Making Time for Practice

A few weeks ago this picture was shared by one of the pages I follow on Facebook:

make room-1

It spoke to me immediately.  Not as a yoga teacher, but as one who practices yoga.

I have a confession to make.  I sometimes skip my daily practice.  This is difficult to admit.  As a teacher, I constantly encourage students to develop a daily practice.  I am often heard saying, “Just 5 minutes a day is better than no yoga at all.  You can do 5 minutes, right?”  And now, here I am admitting that I don’t always follow my own advice.

I would be less concerned if my pattern were to skip practice on days when I’m not feeling well.  That somehow seems more acceptable. But, I have come to realize that when I’m not feeling well is exactly the time I need my practice most.  So, even if I’m not up to an asana practice, I make time to do breath work and meditate.

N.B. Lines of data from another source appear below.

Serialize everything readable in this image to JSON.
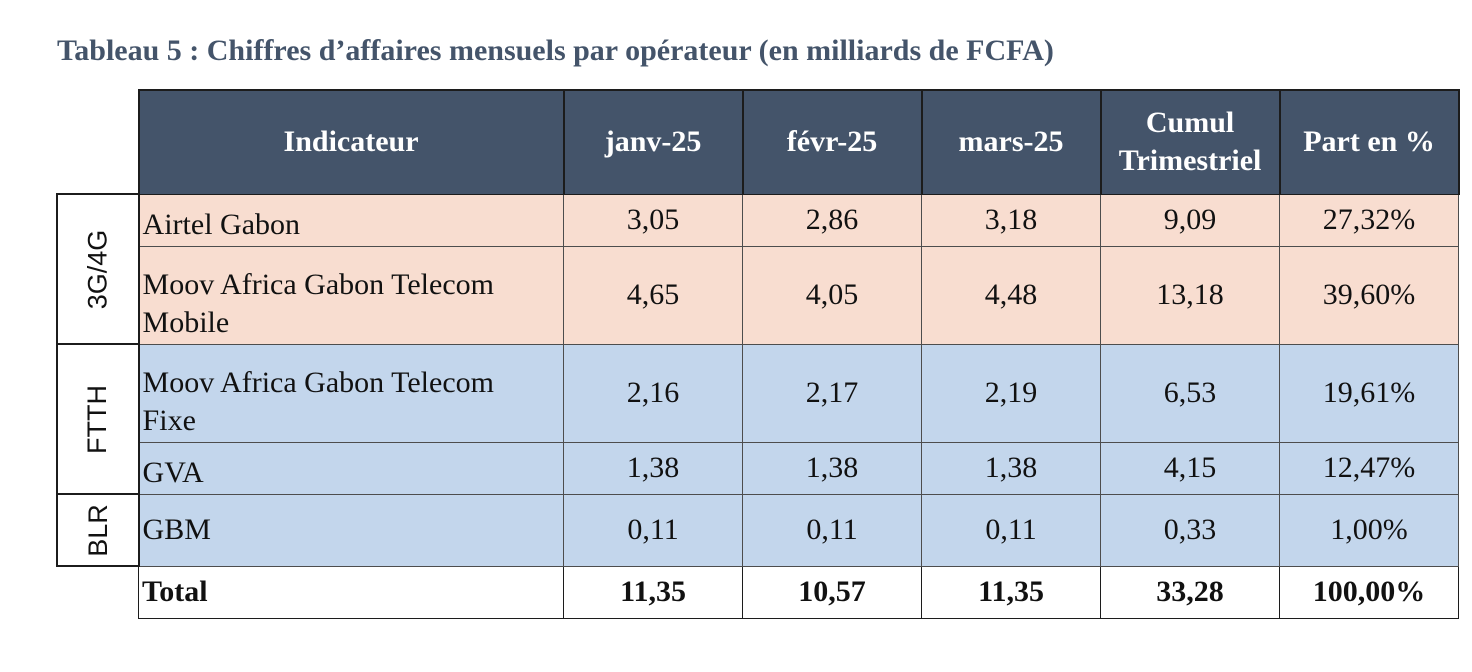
{
  "title": "Tableau 5 : Chiffres d’affaires mensuels par opérateur (en milliards de FCFA)",
  "columns": {
    "indicator": "Indicateur",
    "jan": "janv-25",
    "feb": "févr-25",
    "mar": "mars-25",
    "cumul_line1": "Cumul",
    "cumul_line2": "Trimestriel",
    "share": "Part en %"
  },
  "groups": {
    "g1": "3G/4G",
    "g2": "FTTH",
    "g3": "BLR"
  },
  "rows": [
    {
      "name": "Airtel Gabon",
      "jan": "3,05",
      "feb": "2,86",
      "mar": "3,18",
      "cumul": "9,09",
      "share": "27,32%"
    },
    {
      "name_line1": "Moov Africa Gabon Telecom",
      "name_line2": "Mobile",
      "jan": "4,65",
      "feb": "4,05",
      "mar": "4,48",
      "cumul": "13,18",
      "share": "39,60%"
    },
    {
      "name_line1": "Moov Africa Gabon Telecom",
      "name_line2": "Fixe",
      "jan": "2,16",
      "feb": "2,17",
      "mar": "2,19",
      "cumul": "6,53",
      "share": "19,61%"
    },
    {
      "name": "GVA",
      "jan": "1,38",
      "feb": "1,38",
      "mar": "1,38",
      "cumul": "4,15",
      "share": "12,47%"
    },
    {
      "name": "GBM",
      "jan": "0,11",
      "feb": "0,11",
      "mar": "0,11",
      "cumul": "0,33",
      "share": "1,00%"
    }
  ],
  "total": {
    "name": "Total",
    "jan": "11,35",
    "feb": "10,57",
    "mar": "11,35",
    "cumul": "33,28",
    "share": "100,00%"
  },
  "colors": {
    "header_bg": "#44546a",
    "peach_bg": "#f8ddd0",
    "blue_bg": "#c3d6ec",
    "title_text": "#44546a"
  }
}
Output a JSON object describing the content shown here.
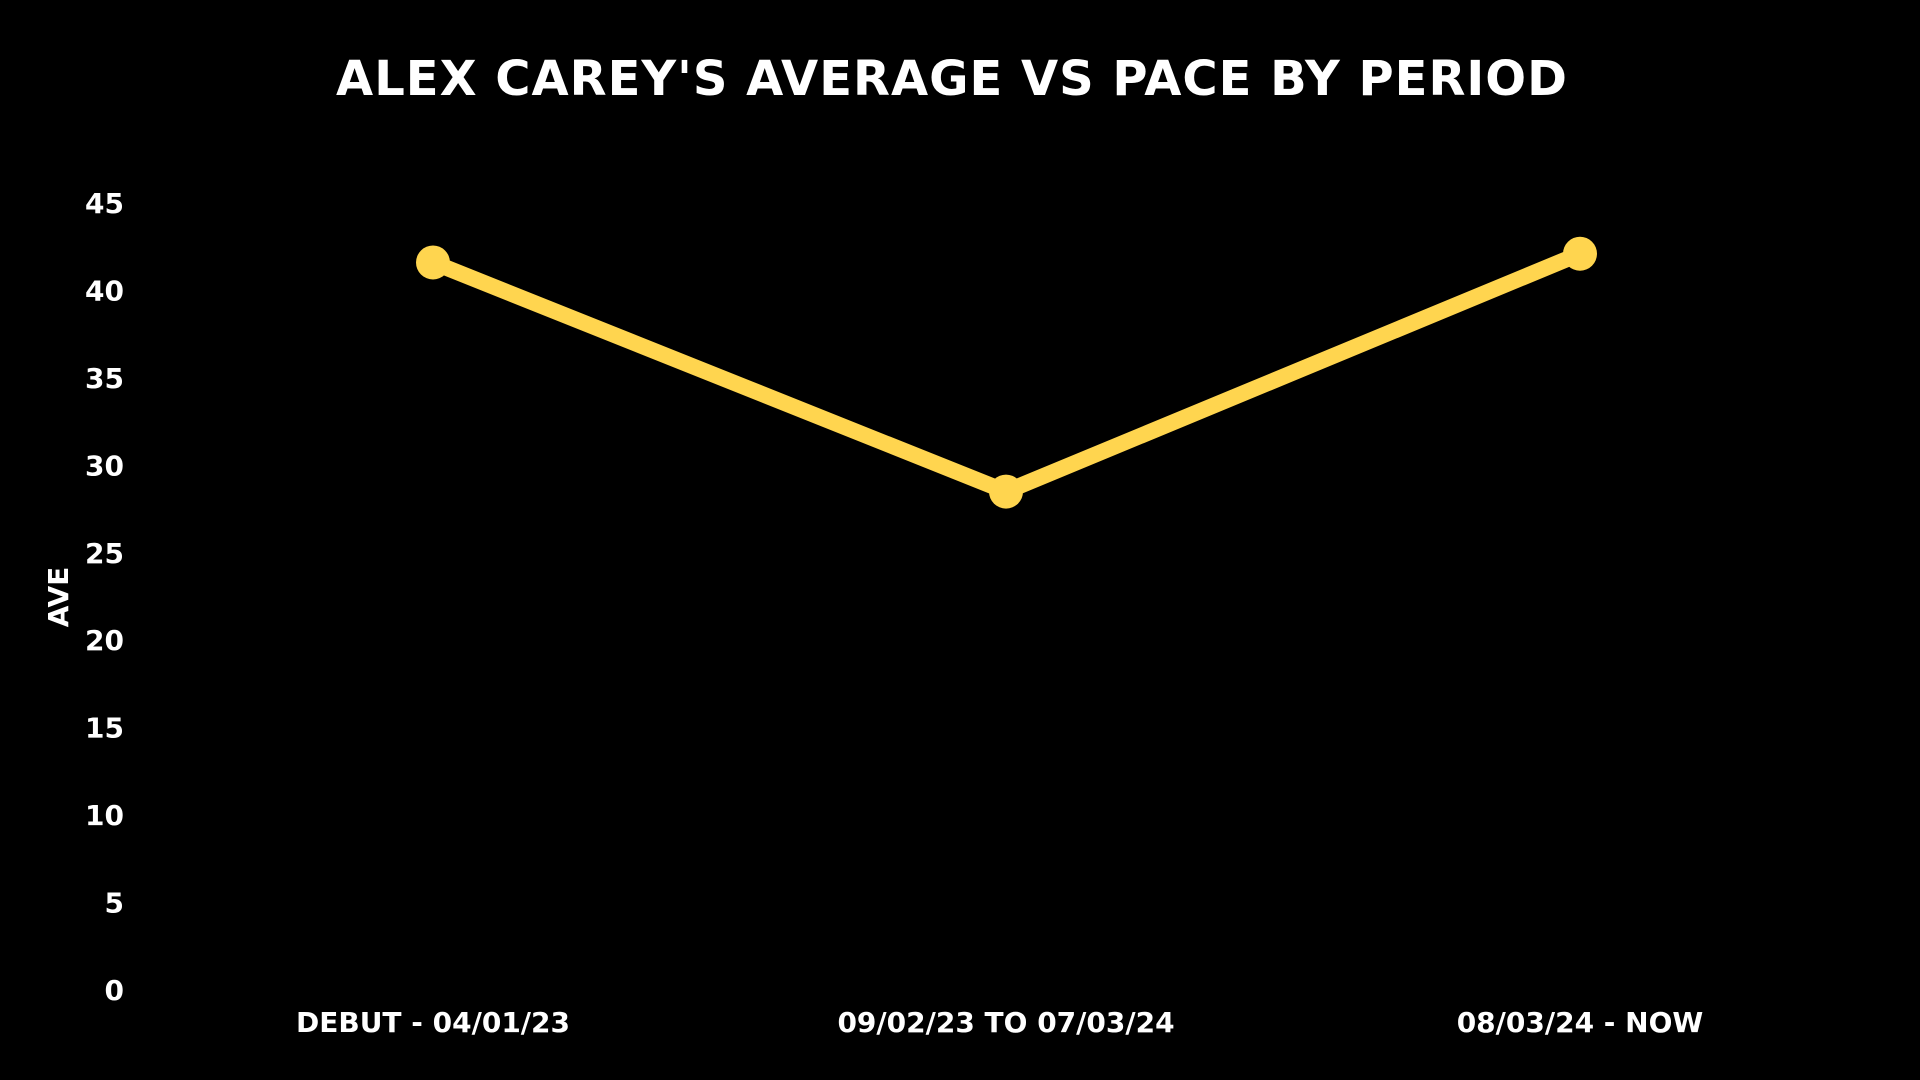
{
  "chart_data": {
    "type": "line",
    "title": "ALEX CAREY'S AVERAGE VS PACE BY PERIOD",
    "xlabel": "",
    "ylabel": "AVE",
    "categories": [
      "DEBUT - 04/01/23",
      "09/02/23 TO 07/03/24",
      "08/03/24 - NOW"
    ],
    "series": [
      {
        "values": [
          41.6,
          28.5,
          42.1
        ],
        "color": "#FFD54F"
      }
    ],
    "ylim": [
      0,
      45
    ],
    "yticks": [
      "0",
      "5",
      "10",
      "15",
      "20",
      "25",
      "30",
      "35",
      "40",
      "45"
    ],
    "grid": false,
    "legend": "none",
    "background": "#000000",
    "text_color": "#FFFFFF"
  }
}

No, I miss practice most when I’m feeling my best.  I don’t set out to miss it — what’s that saying about intentions and the road to hell? The scenario usually goes something like this:

  • I feel great this morning.  I should go to Target or the grocery store or do some other errand before the lunch crowd gets there/while I have energy/before it gets too hot or too cold out/etc..
  • I run my errands only to find I’m hungry when I get home.  “Well, I’ll practice later this afternoon.”
  • Later in the day I either get distracted or find that I have, in fact, run out of energy and need a nap.
  • Now its time for dinner and I can’t practice on a full stomach. “I’ll do a wind-down practice sometime before bed.”
  • Then (fill in the blank) happens and before I know it, I’m in bed thinking, “Damn, I never practiced today.”

This would be fine if it was a one-time event.  Life happens and practice should never become a chore.  The problem arises when one missed day rolls into another and then another — when missing practice becomes the habit and not the exception.

You won’t be surprised to know that the more I skip my practice, the worse I feel — physically and mentally.  I’m more fatigued, there is more pain, muscles tighten up. Heck, my emotions tighten up.  When I haven’t been practicing, it is more difficult to work wisely with limitations.  I start to wish for the “old me,” the one before the ms. These are the times when living with chronic health challenges seems most overwhelming.  I am sure my teaching is less inspiring during these times.

Eventually, I come back to my practice.  And when I do I think “Why have I not been doing this?”  Because the moment I step onto my mat (or sit in my practice chair), every time I get comfortable for pranayam (breath work) or meditation, my soul begins to sing.  Yoga is a gateway to what nourishes, inspires and sustains me — physically, mentally, emotionally and spiritually.  It is a gift.

It is through this amazing practice that we can explore why we repeat or hold onto unhelpful habits and patterns. It is what allows us to become aware that we are in the midst of an old pattern.  And hopefully, over time, this awareness occurs earlier and earlier, allowing us to begin the process of untangling ourselves from whatever web we are in. This practice allows us to become friends with both our light and our shadow.  And it is this practice that I will return to again and again, knowing that with effort (tapas) it will become as regular as breath itself.

Now, if you will excuse me, I need to go hop on my mat.